Ecobat Battery Technologies runs through the used battery recycling process it offers to customers across Europe.
There is a lot more to the Ecobat group than meets the eye. Besides being Europe’s largest specialist battery distributor, the group is also a leading collector and recycler of used batteries on three continents. In the EU, it fulfils battery collection services through operations in Germany, France, Italy, Norway, Poland, and the UK, collecting batteries from all over Europe.
The company’s processes ensure that more than 97% of material is recovered from the ‘End of Life’ battery during the recycling process.
The recycling process
Battery recycling typically generates three main elements: lead, plastic and sulphuric acid.
At Ecobat’s recycling base of operations, batteries are broken under controlled conditions to release acid, then crushed in a hammer mill and broken into smaller pieces for physical separation using water. Through the separation process, plastics float to the surface where they are removed for further separation before recycling. The lead components (plates, poles and paste) sink in the hydro- separation tanks and are removed for smelting. Before the paste can be smelted however, it is dewatered.

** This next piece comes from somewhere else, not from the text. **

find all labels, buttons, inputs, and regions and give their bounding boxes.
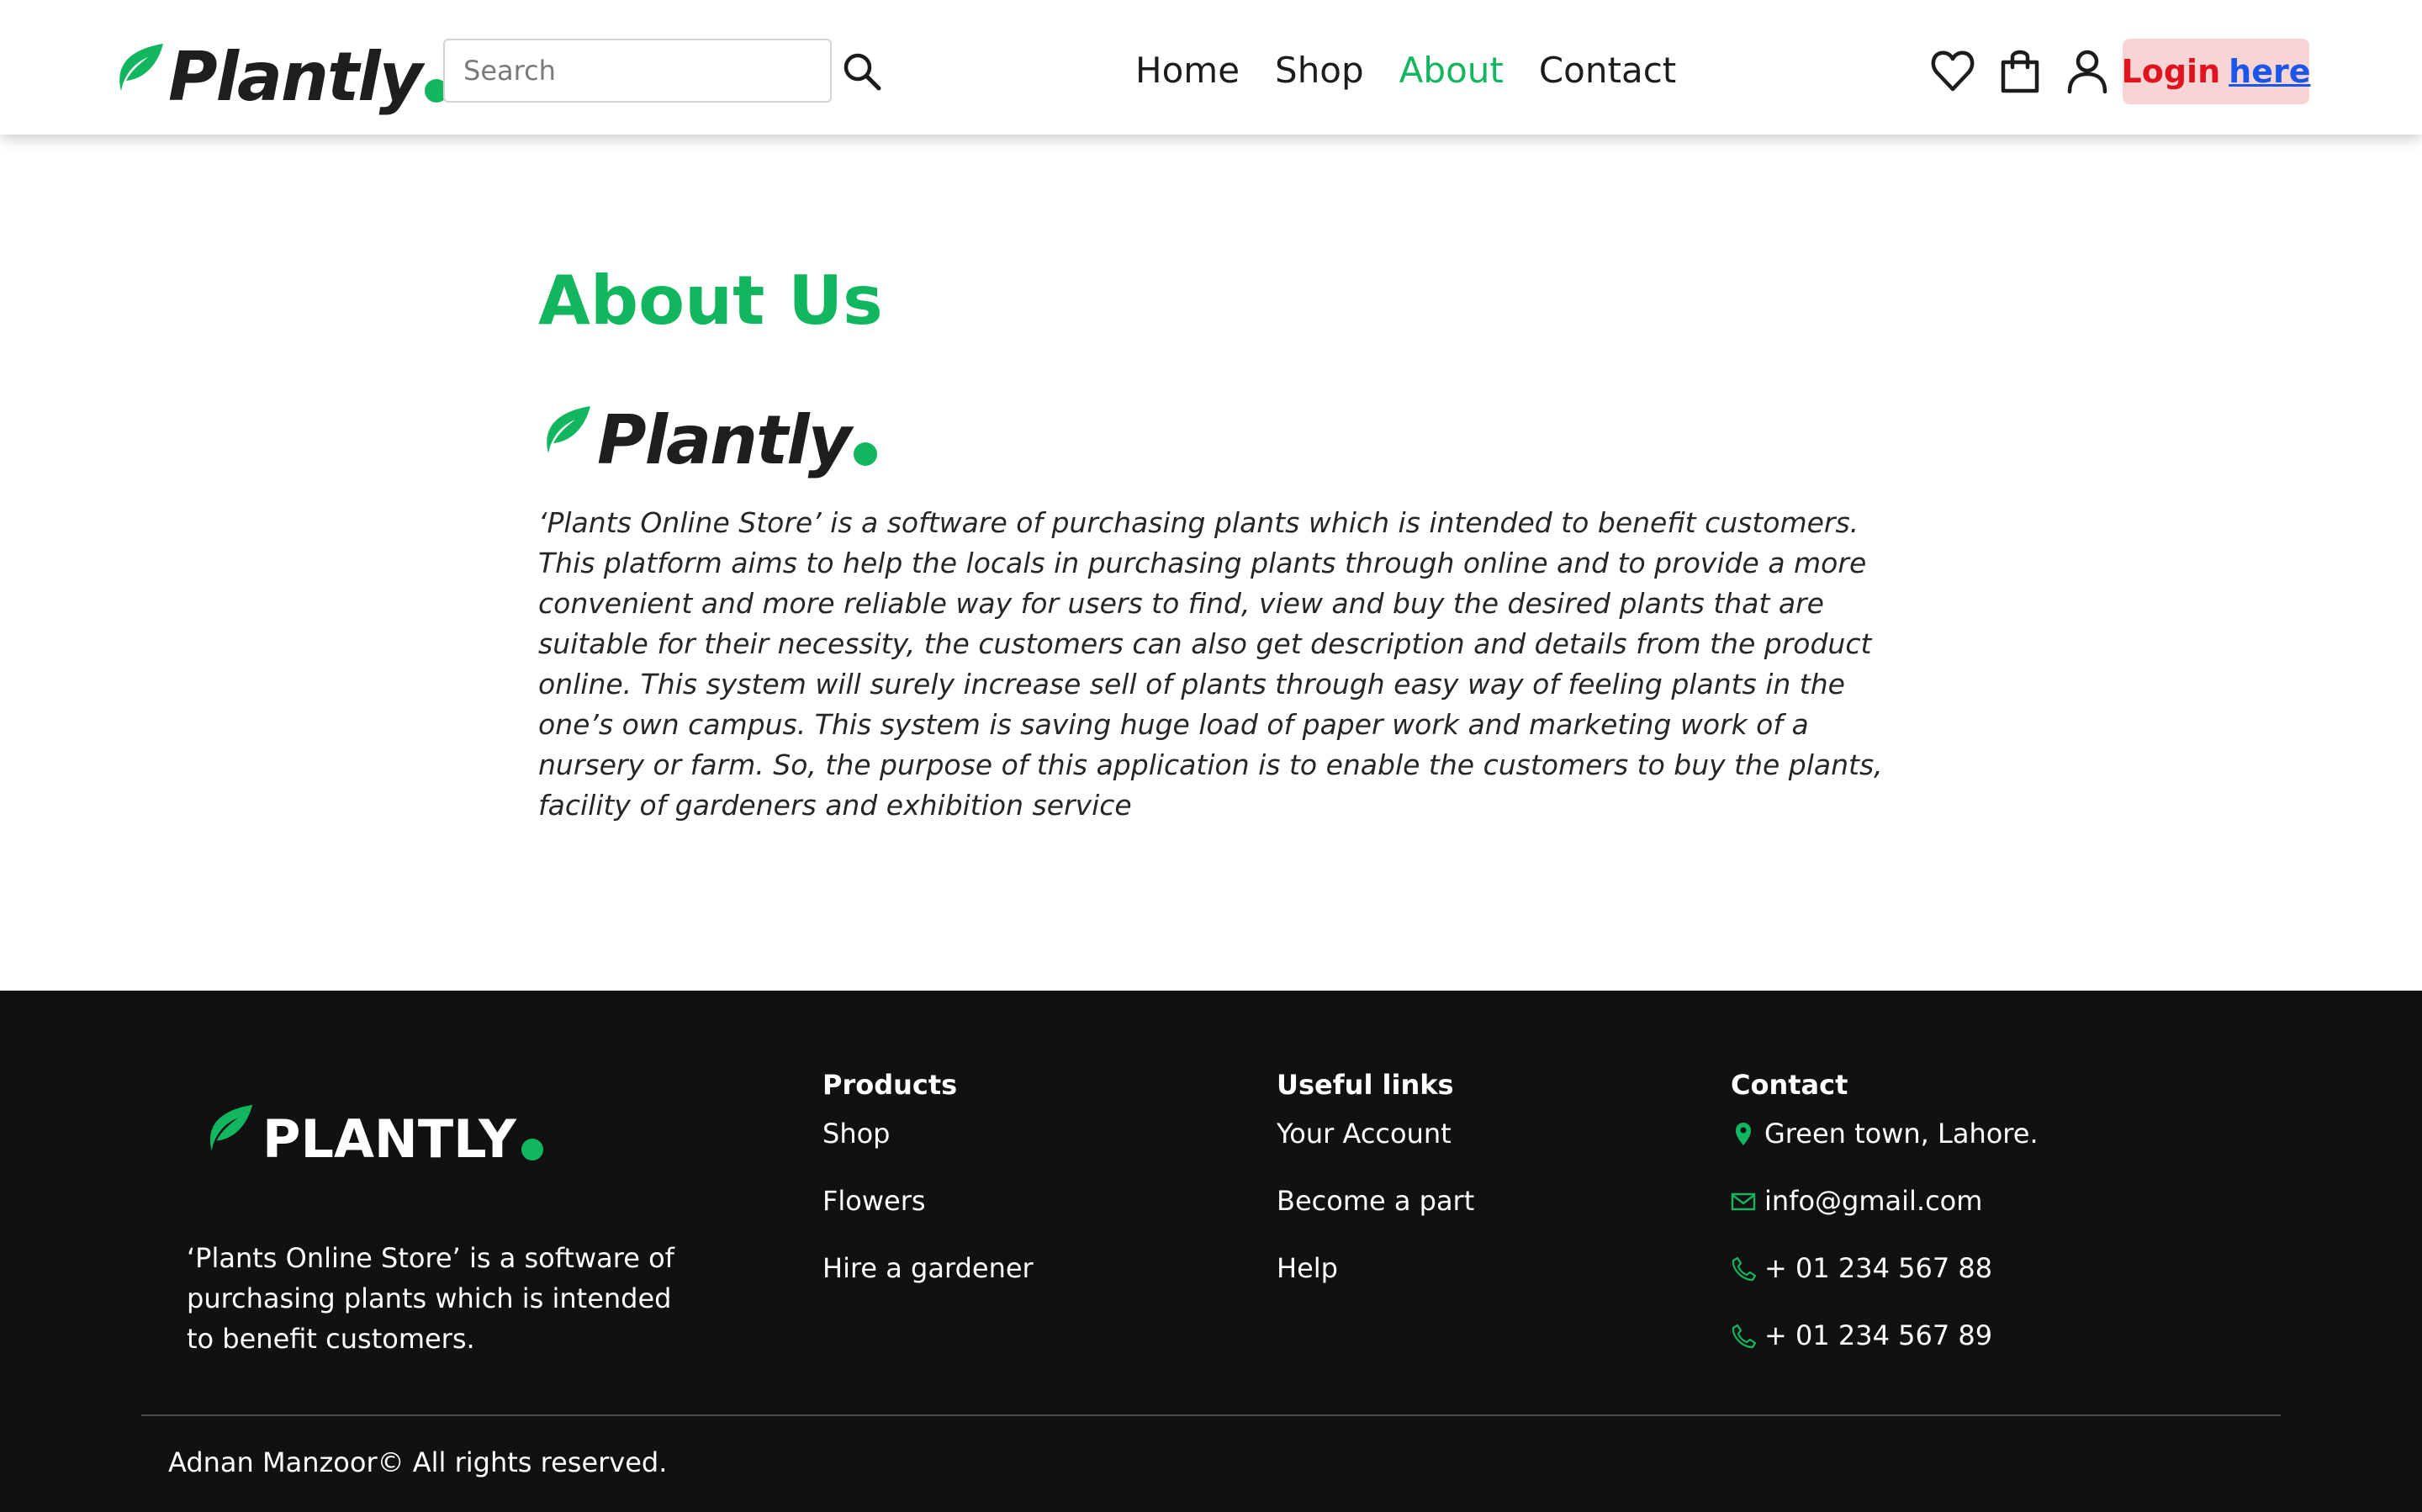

The battery paste and other lead- containing materials are fed into furnaces together with a reducing agent and smelted to produce lead metal. The grids and poles are also smelted in the same way. The lead recovered through the smelting process is then refined to produce various bespoke lead alloys, primarily for the battery industry.

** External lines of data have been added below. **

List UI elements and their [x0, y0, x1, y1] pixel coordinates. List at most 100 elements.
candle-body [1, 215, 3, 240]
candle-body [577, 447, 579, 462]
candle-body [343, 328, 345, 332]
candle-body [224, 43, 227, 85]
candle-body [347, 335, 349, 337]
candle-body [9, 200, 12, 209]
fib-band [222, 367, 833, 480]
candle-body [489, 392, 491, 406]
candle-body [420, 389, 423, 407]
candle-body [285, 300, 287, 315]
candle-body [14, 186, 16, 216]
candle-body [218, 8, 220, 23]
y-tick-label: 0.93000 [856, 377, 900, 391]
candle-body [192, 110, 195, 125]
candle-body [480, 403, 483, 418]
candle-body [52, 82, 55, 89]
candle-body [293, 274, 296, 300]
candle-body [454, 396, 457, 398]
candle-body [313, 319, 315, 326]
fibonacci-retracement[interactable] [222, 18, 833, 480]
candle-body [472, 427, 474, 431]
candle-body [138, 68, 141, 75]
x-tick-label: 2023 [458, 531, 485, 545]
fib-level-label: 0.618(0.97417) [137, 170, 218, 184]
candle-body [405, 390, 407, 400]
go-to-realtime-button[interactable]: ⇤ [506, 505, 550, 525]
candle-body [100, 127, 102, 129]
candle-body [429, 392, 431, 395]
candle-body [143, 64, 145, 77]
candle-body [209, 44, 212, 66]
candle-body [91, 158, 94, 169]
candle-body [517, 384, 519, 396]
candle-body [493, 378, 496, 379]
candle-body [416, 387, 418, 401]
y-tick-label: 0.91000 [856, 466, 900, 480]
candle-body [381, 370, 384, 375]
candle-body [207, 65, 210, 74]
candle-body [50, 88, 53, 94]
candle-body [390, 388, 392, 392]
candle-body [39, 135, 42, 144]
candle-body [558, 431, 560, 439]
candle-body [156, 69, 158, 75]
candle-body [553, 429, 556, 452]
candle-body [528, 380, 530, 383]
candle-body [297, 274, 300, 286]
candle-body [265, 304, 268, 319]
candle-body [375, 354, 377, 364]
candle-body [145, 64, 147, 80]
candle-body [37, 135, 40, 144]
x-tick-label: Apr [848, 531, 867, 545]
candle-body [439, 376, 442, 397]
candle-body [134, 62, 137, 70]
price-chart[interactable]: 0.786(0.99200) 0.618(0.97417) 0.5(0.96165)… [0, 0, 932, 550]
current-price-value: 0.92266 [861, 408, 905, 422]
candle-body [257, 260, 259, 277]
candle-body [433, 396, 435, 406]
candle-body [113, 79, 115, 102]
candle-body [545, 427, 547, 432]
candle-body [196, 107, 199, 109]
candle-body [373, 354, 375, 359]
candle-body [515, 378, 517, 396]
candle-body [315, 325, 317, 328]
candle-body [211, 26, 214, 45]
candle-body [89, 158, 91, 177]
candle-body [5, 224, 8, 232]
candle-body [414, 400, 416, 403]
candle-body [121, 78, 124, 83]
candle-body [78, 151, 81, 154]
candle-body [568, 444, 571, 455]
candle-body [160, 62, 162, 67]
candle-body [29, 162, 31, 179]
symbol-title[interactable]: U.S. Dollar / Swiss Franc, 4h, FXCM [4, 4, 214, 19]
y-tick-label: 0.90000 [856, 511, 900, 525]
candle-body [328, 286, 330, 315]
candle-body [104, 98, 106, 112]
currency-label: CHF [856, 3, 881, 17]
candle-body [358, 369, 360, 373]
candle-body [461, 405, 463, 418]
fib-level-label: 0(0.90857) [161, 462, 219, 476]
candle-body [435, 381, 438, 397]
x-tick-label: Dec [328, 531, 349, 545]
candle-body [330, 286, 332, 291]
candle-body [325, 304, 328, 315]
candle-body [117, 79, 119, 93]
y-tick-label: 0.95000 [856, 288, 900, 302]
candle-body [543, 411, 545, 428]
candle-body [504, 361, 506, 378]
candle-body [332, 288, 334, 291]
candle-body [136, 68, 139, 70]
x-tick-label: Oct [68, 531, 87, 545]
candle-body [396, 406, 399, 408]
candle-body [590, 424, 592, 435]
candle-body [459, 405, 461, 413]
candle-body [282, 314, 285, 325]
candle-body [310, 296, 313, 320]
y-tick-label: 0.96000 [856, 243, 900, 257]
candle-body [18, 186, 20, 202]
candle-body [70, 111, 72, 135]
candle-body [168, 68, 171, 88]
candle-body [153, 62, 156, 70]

In Europe, up to 75% of the lead material consumed is derived from secondary recycling rather than primary production.
The recovered sulphuric acid can be processed to produce sodium or calcium sulphate, which can be used in a variety of applications. Sodium sulphate, for example, can be used in detergent, glass and textile manufacturing. Calcium sulphate has a wide range of industrial uses, from the construction industry to the food industry. Plastics recovered from the recycling operations are further sorted into various fractions and, of these, the most valuable is polypropylene from the battery case. This is processed, cleaned and broken into chip, then dried, compounded, melted and extruded to form plastic pellets. New battery cases and other automotive products are produced from these pellets, with several vehicle manufacturers among the list of Ecobat’s customers.
In the UK, Ecobat Battery Technologies, formally Manbat, draws on the group’s expertise to provide a fully compliant battery scrap collection service. All collections are then recycled through its own group smelting facilities. This is not only complementary to its core specialist battery supplier activity, but also positions it as a true ‘closed loop’ green supplier.